Berita  

Kohati Komisariat IKIP Jalin Kerja Sama dengan KPPAD, Tingkatkan Pengawasan dan Perlindungan Anak di Kalbar

PONTIANAK, BERITABORNEO.ID – Senin, 30 Oktober 2023, dengan di tanda tanganinya surat perjanjian kerja sama (MOU) Korps HmI-Wati (KOHATI) HmI Komisariat IKIP Cabang Pontianak dan Komisi Perlindungan dan Pengawasan Anak Daerah (KPPAD) Kalimantan Barat resmi menjalin kerja sama.

Ketua KPPAD Kalimantan Barat, Hj, Eka Nurhayati Ishak, SE.SH.MH.Mediator : “Ini adalah kali pertama Kohati HmI Komisariat IKIP Cabang Pontianak beraudiensi bersama KPPAD, saya sangat mengapresiasi tawaran kerja sama yang di ajukan oleh Sasandra selaku ketua umum, dan dengan ini kami sepakat menjalin MOU untuk meningkatkan.”

Dimana sebelumnya KOHATI HmI Komisariat IKIP Cabang Pontianak telah melakukan audiensi bersama KPPAD Kalbar membahas terkait pernikahan usia dini dan kekerasan seksual terhadap anak di Kalimantan Barat.
Di Kalimantan Barat, Kota Pontianak memperoleh penghargaan sebagai “Kota Layak Anak” di buktikan dengan di perolehnya penghargaan KLA kategori Pratama di tahun 2020, kategori Madya tahun 2021, dan kategori Nindya di Semarang pada hari Sabtu, 22 Juli 2023 lalu. Akan tetapi, meskipun Kota Pontianak memperoleh penghargaan tersebut yang diberikan oleh Kementerian Pemberdayaan Perempuan dan Perlindungan Anak (PP-PA) Republik Indonesia, nyatanya Provinsi Kalimantan Barat berdasarkan data BPS tahun 2021 masuk ke urutan 5 secara nasional dengan predikat angka perkawinan tertinggi anak usia dini.

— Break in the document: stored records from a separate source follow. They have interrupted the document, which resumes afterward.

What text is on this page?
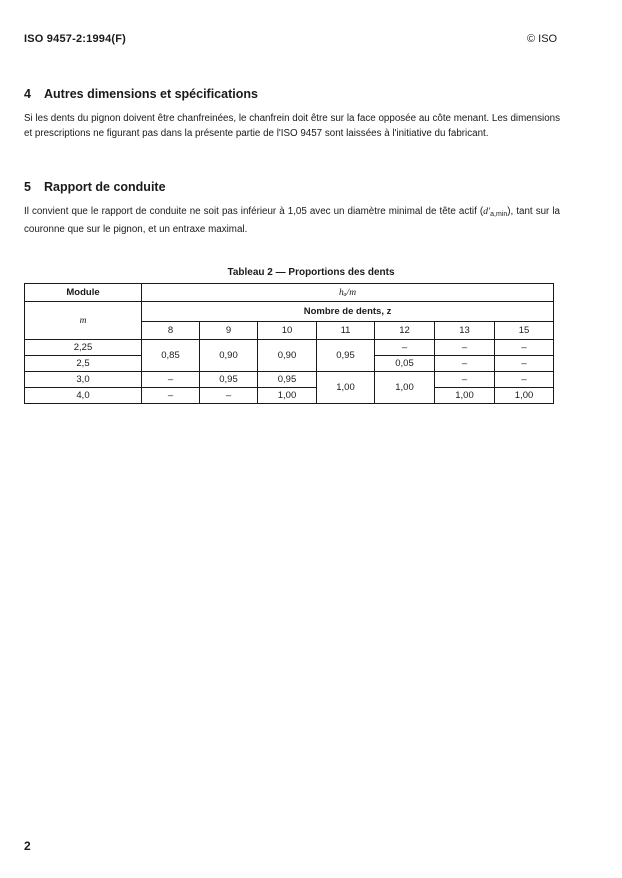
ISO 9457-2:1994(F)	© ISO
4 Autres dimensions et spécifications
Si les dents du pignon doivent être chanfreinées, le chanfrein doit être sur la face opposée au côte menant. Les dimensions et prescriptions ne figurant pas dans la présente partie de l'ISO 9457 sont laissées à l'initiative du fabricant.
5 Rapport de conduite
Il convient que le rapport de conduite ne soit pas inférieur à 1,05 avec un diamètre minimal de tête actif $(d'_{a,min})$, tant sur la couronne que sur le pignon, et un entraxe maximal.
Tableau 2 — Proportions des dents
Module	hₐ/m						
m	Nombre de dents, z						
	8	9	10	11	12	13	15
2,25	0,85	0,90	0,90	0,95	–	–	–
2,5					0,05	–	–
3,0	–	0,95	0,95	1,00	1,00	–	–
4,0	–	–	1,00			1,00	1,00
2
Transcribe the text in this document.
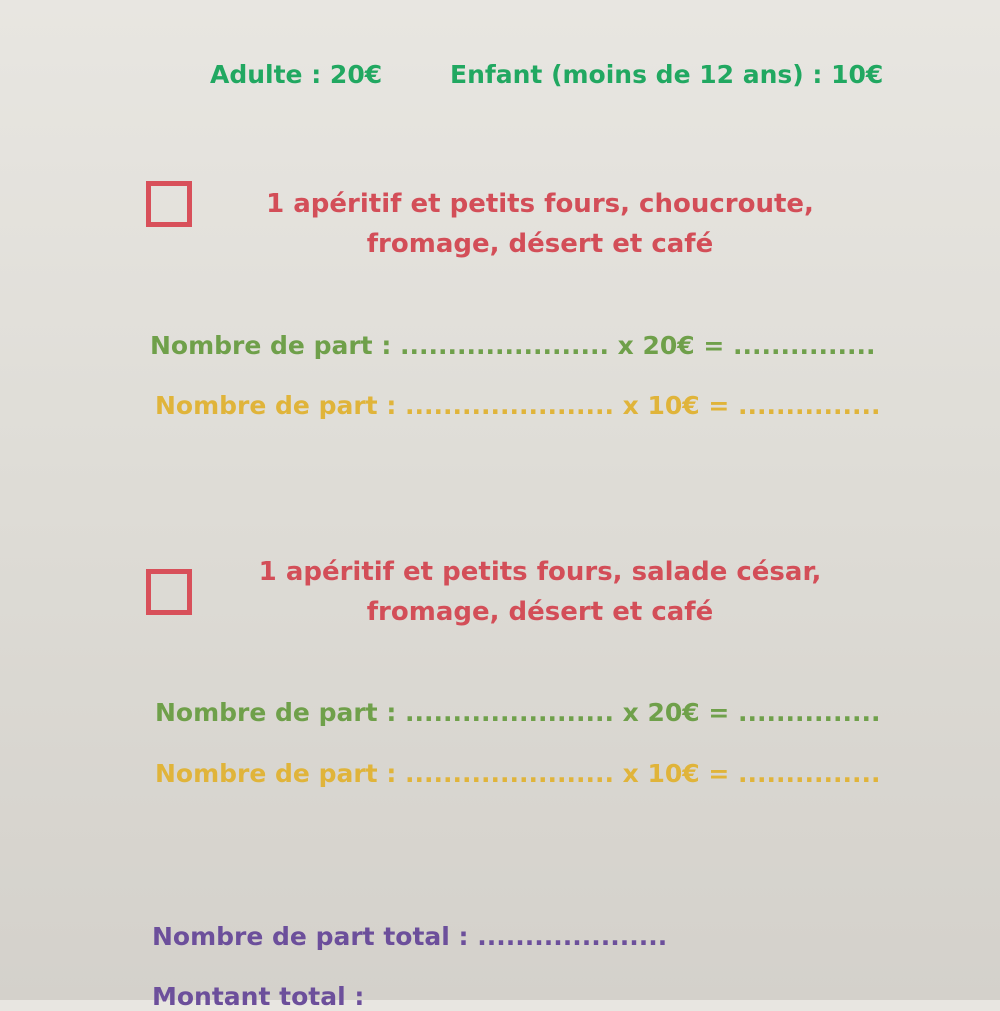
Adulte : 20€	Enfant (moins de 12 ans) : 10€
1 apéritif et petits fours, choucroute,
fromage, désert et café
Nombre de part : ...................... x 20€ = ...............
Nombre de part : ...................... x 10€ = ...............
1 apéritif et petits fours, salade césar,
fromage, désert et café
Nombre de part : ...................... x 20€ = ...............
Nombre de part : ...................... x 10€ = ...............
Nombre de part total : ....................
Montant total :
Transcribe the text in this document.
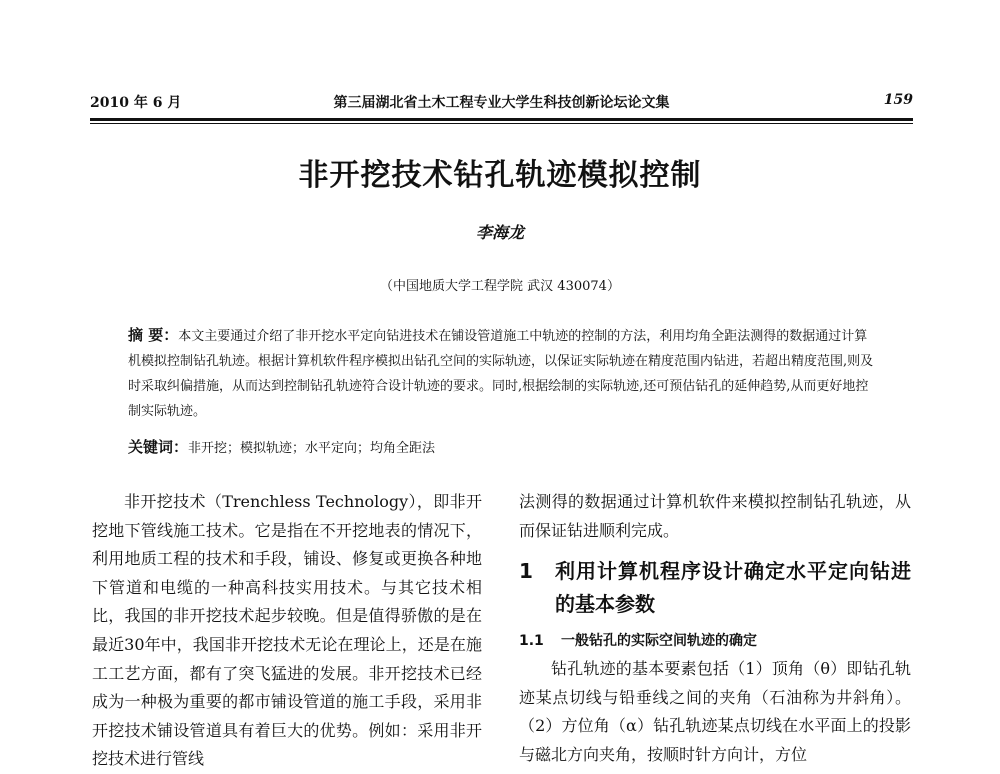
2010 年 6 月	第三届湖北省土木工程专业大学生科技创新论坛论文集	159
非开挖技术钻孔轨迹模拟控制
李海龙
（中国地质大学工程学院 武汉 430074）
摘 要：本文主要通过介绍了非开挖水平定向钻进技术在铺设管道施工中轨迹的控制的方法，利用均角全距法测得的数据通过计算机模拟控制钻孔轨迹。根据计算机软件程序模拟出钻孔空间的实际轨迹，以保证实际轨迹在精度范围内钻进，若超出精度范围,则及时采取纠偏措施，从而达到控制钻孔轨迹符合设计轨迹的要求。同时,根据绘制的实际轨迹,还可预估钻孔的延伸趋势,从而更好地控制实际轨迹。
关键词：非开挖；模拟轨迹；水平定向；均角全距法

非开挖技术（Trenchless Technology），即非开挖地下管线施工技术。它是指在不开挖地表的情况下，利用地质工程的技术和手段，铺设、修复或更换各种地下管道和电缆的一种高科技实用技术。与其它技术相比，我国的非开挖技术起步较晚。但是值得骄傲的是在最近30年中，我国非开挖技术无论在理论上，还是在施工工艺方面，都有了突飞猛进的发展。非开挖技术已经成为一种极为重要的都市铺设管道的施工手段，采用非开挖技术铺设管道具有着巨大的优势。例如：采用非开挖技术进行管线

法测得的数据通过计算机软件来模拟控制钻孔轨迹，从而保证钻进顺利完成。

1	利用计算机程序设计确定水平定向钻进的基本参数
1.1 一般钻孔的实际空间轨迹的确定

钻孔轨迹的基本要素包括（1）顶角（θ）即钻孔轨迹某点切线与铅垂线之间的夹角（石油称为井斜角）。（2）方位角（α）钻孔轨迹某点切线在水平面上的投影与磁北方向夹角，按顺时针方向计，方位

Berdasarkan data yang di paparkan oleh KPPAD pada 2021 angka pernikahan dini di Kalbar berjumlah 52 kasus dan pada 2022 ada 29 kasus, jika di lihat perbandingan antara tahun 2021 ke 2022 terjadi penurunan, tetapi di awal Februari 2023 sudah kedapatan 4 kasus, yang artinya terjadi kenaikan. Sedangkan berdasarkan data Pengadilan Tinggi Agama Pontianak, dari 11 Pengadilan Agama tingkat pertama di Kabupaten Kota, pada tahun 2020 jumlah pemohon dispensasi nikah di Kalbar mencapai 1.244 dan pengadilan mengabulkan 1.288 perkara di antaranya. Lalu pada tahun 2021, jumlah pemohon dispensasi nikah tercatat sejumlah 1.216 pengadilan kemudian mengabulkan 1.156 perkara di antaranya. Dan tahun 2022, tercatat 960 permohonan dispensasi nikah yang 929 diantaranya dikabulkan oleh pengadilan. Dan saat ini di tahun 2023, tercatat sejak Januari-Maret tercatat sudah ada 192 permohonan dispensasi nikah yang 168 diantaranya dikabulkan pengadilan. Sementara di Sambas, sejak Januari hingga 15 Agustus 2023, ada 262 anak mengajukan dispensasi perkawinan, terdiri dari 131 anak laki-laki dan 131 anak perempuan.

Ketua Umum KOHATI HMI Komisariat IKIP, Sasandra,Ahsya Tiara : “Mengingat kota Pontianak dan daerah sekitar di Kalimantan Barat seperti Sambas, Singkawang, Sintang, Ketapang, dan Melawi masih marak dengan kasus pernikahan usia dini dan kekerasan seksual terhadap anak, Hal ini tentu bertolak belakang dengan UU No. 16 Tahun 2019 tentang Perubahan atas UU No. 1 Tahun 1974 tentang Perkawinan, bahwa usia minimal untuk di izinkan melangsungkan perkawinan apabila pria dan wanita sudah mencapai umur 19 tahun. Sedangkan dalam UU No. 12 Tahun 2022 dengan jelas bahwa Pernikahan Usia Anak masuk ke dalam kategori kekerasan seksual. Maka, sudah sepatutnya kita ikut andil dan mengambil peran dalam pengawasan dan pencegahan terhadap kasus tersebut secara langsung ke lapangan. Demi terwujudnya daerah layak, ramah, dan aman bagi perempuan dan anak di Kalimantan Barat.”.